Sr. Maria Clara do Menino Jesus died at the Convento das Trinas, in Lisbon, on December 1, 1899, at the age of 56, a victim of heart disease, asthma, and lung injury. She was buried three days later, in the cemetery of Prazeres, accompanied by a huge crowd of faithful who recognized her holiness.
Her remains were transferred in 1954 to the Convent of Santo António, in Caminha, and from 1988, in the crypt of the Chapel of the Mother House of the Congregation, in Linda-a-Pastora, Queijas, Patriarchate of Lisbon, where countless devotees flock to implore her intercession with God.

Fr. Raimundo dos Anjos Beirão, an apostolic missionary, was born in Lisbon, in the parish of Socorro, on March 8, 1810. With an open, joyful, and upright spirit, from a very young age he bore witness to his great love for God and neighbour, knowing how to care for all the poor and needy with profound simplicity, goodness, and great trust in Divine Providence.

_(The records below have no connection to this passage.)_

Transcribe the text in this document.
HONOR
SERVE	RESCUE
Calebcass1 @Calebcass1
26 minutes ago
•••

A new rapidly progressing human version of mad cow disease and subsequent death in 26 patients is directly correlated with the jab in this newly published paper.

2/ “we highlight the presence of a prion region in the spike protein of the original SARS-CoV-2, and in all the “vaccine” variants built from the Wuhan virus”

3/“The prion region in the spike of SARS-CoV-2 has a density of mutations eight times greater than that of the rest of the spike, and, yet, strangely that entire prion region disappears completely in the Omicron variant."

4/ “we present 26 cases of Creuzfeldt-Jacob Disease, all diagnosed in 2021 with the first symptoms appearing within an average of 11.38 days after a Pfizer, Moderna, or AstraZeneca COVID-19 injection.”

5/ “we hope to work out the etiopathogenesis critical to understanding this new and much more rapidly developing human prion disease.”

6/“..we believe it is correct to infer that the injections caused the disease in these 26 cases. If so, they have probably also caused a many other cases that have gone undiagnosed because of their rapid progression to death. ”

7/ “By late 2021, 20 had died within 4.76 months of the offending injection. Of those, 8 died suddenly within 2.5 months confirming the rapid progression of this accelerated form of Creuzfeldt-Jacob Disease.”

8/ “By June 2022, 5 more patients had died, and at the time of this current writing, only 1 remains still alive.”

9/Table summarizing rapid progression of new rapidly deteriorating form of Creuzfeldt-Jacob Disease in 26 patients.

He made his profession in the Third Order Regular of St. Francis of Assisi, in the Convent of Our Lady of Jesus, Lisbon, taking the name of Fr. Raimundo de Santa Maria dos Anjos. On March 2, 1833, he was ordained a priest. Harboring in his heart the feeling for true charity, he became for Portugal what Vincent de Paul had been for the France of his time.
Persecuted for liberal ideas, he too was the victim of the anti-religious furor that expelled him from the convent in May 1834. However, the vivacity of his temperament, his determined spirit, and his constant zeal for the cause of God and the needy, did not allow him to rest for long. He entered the struggle for life with another dynamism and apostolic streak, which made him run tirelessly to wherever there is some good to be done.

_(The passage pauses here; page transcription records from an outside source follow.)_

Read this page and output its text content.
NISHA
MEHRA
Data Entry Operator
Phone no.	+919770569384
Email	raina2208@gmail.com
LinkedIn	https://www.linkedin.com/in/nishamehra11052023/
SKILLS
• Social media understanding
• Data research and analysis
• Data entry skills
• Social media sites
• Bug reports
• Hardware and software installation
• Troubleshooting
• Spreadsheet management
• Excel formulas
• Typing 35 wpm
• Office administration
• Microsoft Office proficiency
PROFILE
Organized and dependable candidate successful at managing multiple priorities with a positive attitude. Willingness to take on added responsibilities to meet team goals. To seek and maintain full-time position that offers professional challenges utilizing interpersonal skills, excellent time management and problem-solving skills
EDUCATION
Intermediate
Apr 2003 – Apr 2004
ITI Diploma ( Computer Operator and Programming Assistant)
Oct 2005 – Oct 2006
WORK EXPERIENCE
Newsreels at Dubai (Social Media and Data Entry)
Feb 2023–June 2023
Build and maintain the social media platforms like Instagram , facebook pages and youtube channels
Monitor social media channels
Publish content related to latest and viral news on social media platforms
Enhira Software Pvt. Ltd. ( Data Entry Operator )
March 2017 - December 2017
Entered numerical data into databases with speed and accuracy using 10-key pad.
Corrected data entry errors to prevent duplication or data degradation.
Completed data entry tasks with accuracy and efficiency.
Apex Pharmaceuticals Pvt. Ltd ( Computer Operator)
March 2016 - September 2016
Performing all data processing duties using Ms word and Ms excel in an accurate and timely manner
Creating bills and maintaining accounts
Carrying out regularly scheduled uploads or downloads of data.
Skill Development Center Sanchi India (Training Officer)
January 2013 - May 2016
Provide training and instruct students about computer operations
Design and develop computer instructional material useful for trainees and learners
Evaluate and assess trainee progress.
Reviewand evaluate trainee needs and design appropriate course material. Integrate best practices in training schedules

That same year, in 1834, he was appointed Chaplain of the Royal Navy. He was also Chaplain of the Recollection of Our Lady of the Rose, an institution dedicated to the shelter of unprotected and abandoned children. Early in his priestly life, he created in Lisbon the Association of Sons of St. Cajetan, aimed at the instruction and catechization of poor boys who, in turn, were dedicated to the assistance of the needy. Fr. Beirão was also in charge of sending young people with vocations to the Portuguese College of Rome to prepare for the priesthood.
He achieved fame as a sacred orator, preaching almost all over the country, and assisted the community of the Capuchins of Our Lady of the Conception, of Aldeia Galega (now Montijo, Ribatejo), which later became the origin of the Congregation. He died in the Convent of Trinas, on July 13, 1878, at the age of 68, a victim of malignant disease.